- Born: Michael George Bulmer May 10, 1931 (age 94) Birmingham, England
- Education: University of Oxford
- Known for: Population genetics Quantitative genetics Twinning
- Awards: Fellow of the Royal Society (1997)
- Scientific career
- Fields: Biostatistics
- Institutions: University of Manchester University of Oxford Rutgers University
- Thesis: A method of finding approximate confidence limits for the analysis of variance (1958)
- Website: michaelbulmer.com

= Michael Bulmer =

British biostatistician (born 1931)

Michael George Bulmer FRS (born 10 May 1931) is a British biostatistician. He is an emeritus fellow of Wolfson College, Oxford, and a Fellow of the Royal Society of London.

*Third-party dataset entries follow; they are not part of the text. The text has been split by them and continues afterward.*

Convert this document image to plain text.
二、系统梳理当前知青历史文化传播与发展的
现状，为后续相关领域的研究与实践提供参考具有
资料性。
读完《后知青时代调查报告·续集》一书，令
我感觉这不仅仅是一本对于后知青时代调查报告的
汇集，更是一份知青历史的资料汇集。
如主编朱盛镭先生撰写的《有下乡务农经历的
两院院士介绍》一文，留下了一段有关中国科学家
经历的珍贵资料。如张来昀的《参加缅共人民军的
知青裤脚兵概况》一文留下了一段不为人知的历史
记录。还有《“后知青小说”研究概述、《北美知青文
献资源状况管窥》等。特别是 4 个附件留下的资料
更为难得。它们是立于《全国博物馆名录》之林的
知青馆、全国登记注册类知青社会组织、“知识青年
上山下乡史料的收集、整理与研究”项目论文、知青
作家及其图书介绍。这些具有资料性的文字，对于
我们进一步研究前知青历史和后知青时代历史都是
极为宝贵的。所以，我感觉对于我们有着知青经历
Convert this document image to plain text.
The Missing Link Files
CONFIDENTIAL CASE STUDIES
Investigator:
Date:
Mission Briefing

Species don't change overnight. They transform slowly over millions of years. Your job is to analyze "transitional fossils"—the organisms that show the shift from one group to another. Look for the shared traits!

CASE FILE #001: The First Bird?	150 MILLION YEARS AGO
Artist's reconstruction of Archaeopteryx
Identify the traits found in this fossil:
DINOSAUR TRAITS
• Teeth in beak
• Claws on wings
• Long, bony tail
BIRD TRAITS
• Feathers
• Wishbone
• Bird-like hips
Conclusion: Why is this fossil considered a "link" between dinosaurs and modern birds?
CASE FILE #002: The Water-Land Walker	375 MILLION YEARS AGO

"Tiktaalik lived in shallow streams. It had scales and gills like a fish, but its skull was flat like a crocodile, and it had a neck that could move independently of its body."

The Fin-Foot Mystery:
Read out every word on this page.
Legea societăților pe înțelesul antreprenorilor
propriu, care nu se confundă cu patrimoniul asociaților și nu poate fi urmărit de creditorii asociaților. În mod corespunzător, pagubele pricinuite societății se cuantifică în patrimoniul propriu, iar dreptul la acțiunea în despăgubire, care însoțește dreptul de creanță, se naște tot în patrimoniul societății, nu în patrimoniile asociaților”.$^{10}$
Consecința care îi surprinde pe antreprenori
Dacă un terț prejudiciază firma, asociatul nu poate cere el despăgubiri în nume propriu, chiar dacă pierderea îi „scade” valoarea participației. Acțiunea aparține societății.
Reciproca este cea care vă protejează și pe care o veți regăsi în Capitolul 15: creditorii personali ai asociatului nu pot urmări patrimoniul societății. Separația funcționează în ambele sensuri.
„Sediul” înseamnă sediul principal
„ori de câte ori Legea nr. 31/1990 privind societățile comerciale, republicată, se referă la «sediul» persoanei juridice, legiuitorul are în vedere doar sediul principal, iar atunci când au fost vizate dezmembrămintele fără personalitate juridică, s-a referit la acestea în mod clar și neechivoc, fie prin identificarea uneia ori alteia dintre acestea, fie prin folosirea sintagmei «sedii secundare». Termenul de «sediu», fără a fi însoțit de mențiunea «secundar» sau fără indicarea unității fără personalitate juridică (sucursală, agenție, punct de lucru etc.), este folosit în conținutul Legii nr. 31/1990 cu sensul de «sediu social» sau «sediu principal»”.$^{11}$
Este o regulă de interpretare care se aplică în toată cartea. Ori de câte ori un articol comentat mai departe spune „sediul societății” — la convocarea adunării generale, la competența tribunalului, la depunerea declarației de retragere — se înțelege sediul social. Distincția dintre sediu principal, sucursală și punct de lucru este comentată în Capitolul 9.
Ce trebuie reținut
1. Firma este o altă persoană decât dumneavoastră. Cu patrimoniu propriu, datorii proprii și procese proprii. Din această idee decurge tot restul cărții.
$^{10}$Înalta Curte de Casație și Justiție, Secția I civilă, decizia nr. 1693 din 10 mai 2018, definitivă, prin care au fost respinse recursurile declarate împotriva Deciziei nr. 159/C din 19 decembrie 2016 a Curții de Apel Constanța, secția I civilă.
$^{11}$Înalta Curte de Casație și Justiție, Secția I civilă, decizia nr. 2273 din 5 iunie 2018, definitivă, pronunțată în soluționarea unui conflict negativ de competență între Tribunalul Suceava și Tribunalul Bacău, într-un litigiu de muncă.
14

He is known for his work in quantitative genetics and on the biology of twinning, as well as for his 2003 biography of Francis Galton.

==Biography==
Bulmer was born in Birmingham, England, in 1931. After graduating from Rugby School, he studied at Merton College, Oxford, from 1949 to 1957, taking a B.A. in animal physiology in 1952, a diploma in applied statistics the following year, a D.Phil. in statistics in 1957, and a D.Sc. He then lectured at the University of Manchester from 1957 to 1959, after which he became a lecturer in biomathematics at the University of Oxford. In 1991, he left Oxford to become a professor in the Department of Biological Sciences at Rutgers University, where he remained until 1995.